THE BIG corporation's legal team, joined by attorneys in the city's corporation counsel, recently called in some of the directors of KNSC for depositions that seemed to lack any serious purpose. Is spinning wheels and burning money their game? Goliath will not be able to shoo away David with these tactics.
And what is the city's corporation counsel doing? Whose side are they on? Are they honestly neutral between the wishes of the residents of Oahu and the wishes of the developer, or have they tacitly taken the side of the developer? Why have they "gagged" the city politicians yet allowed the Department of Planning and Permitting to testify at the state Legislature against resolutions asking for a Supplemental EIS?
Where are our elected officials? Since when do the unelected city attorneys in corporation counsel call the shots and restrict our elected officials from taking action or even stating an opinion of great interest and importance to the community? City Council Chairman Donovan Dela Cruz submitted two resolutions on this matter, taking substantial heat from corporation counsel, who scared the other Council members away from taking any action. Both resolutions are deferred indefinitely.
RESOLUTION 06-173, submitted by Dela Cruz in early May, called on the developer to seek input from the community and to amend the Unilateral Agreement, a conditional zoning change and expansion proposal, that was last debated in 1986. Once again, we ask, Where is that kinder, gentler neighbor with the friendly face?

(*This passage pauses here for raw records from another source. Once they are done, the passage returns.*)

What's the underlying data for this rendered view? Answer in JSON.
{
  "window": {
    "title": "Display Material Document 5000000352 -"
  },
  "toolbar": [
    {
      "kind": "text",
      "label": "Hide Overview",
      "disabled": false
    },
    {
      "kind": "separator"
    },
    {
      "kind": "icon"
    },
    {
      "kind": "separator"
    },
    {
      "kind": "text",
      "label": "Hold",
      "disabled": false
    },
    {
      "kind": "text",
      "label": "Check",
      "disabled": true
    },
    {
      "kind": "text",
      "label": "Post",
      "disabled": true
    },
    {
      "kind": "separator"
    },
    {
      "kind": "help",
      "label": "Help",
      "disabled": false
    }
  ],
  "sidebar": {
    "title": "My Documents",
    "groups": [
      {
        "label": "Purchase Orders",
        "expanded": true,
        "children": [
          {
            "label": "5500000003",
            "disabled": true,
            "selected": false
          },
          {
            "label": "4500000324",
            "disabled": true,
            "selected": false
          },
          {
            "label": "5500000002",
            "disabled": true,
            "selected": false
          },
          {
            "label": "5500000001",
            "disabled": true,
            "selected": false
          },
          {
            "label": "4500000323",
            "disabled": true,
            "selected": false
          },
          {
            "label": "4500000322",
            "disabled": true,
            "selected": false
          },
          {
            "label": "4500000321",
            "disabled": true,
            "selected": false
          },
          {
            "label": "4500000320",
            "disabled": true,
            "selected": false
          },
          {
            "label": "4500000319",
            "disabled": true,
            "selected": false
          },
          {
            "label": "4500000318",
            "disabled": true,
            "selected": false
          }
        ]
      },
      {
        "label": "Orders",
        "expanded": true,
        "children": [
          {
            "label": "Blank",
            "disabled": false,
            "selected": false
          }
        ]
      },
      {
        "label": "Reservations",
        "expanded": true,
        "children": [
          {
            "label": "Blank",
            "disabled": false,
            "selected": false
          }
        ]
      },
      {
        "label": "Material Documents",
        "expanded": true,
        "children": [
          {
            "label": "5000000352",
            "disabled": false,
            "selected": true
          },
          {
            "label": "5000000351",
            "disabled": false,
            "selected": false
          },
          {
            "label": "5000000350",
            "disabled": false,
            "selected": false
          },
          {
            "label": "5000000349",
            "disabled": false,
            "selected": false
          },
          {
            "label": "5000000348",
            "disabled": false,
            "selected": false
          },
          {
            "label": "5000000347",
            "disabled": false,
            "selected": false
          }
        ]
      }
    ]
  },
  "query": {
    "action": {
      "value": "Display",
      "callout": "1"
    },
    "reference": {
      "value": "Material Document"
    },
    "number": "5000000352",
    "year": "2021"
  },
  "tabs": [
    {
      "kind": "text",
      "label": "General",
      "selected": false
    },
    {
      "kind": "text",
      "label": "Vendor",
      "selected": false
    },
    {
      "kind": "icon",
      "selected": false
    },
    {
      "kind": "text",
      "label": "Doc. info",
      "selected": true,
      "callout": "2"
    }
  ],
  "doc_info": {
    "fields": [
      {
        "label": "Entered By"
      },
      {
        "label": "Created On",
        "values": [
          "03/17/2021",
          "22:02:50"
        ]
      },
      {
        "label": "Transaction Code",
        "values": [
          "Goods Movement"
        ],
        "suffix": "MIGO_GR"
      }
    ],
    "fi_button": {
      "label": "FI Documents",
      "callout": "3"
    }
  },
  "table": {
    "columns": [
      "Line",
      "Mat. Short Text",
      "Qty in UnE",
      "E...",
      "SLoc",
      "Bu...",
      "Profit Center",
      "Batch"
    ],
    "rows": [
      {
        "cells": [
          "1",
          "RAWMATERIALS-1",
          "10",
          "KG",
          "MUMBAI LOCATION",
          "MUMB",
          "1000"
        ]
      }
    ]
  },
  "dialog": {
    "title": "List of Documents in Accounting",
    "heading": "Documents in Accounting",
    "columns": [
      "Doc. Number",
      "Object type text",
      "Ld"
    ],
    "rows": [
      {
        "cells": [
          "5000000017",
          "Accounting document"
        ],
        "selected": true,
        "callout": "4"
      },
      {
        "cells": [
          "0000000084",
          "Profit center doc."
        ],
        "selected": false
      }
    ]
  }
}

In spite of the profound opposition to dramatic expansion at Turtle Bay, the developer will argue that some people support some development on the North Shore. That is not the issue.
At issue is whether this colossal development should be allowed to proceed, no matter what, because of a conditional approval 20 years ago, or should it have to update the underlying EIS to address endangered species, including Hawaiian birds, sea turtles and monk seals, new environmental laws, new Hawaiian burial and archeology requirements, increased traffic and tourist numbers, power shortages and so on? The answer is obvious.
We look forward to a real era of openness and communication with our friendlier neighbor, beginning with the Supplemental EIS.
Gil Riviere is president of Keep the North Shore Country. He lives in Haleiwa.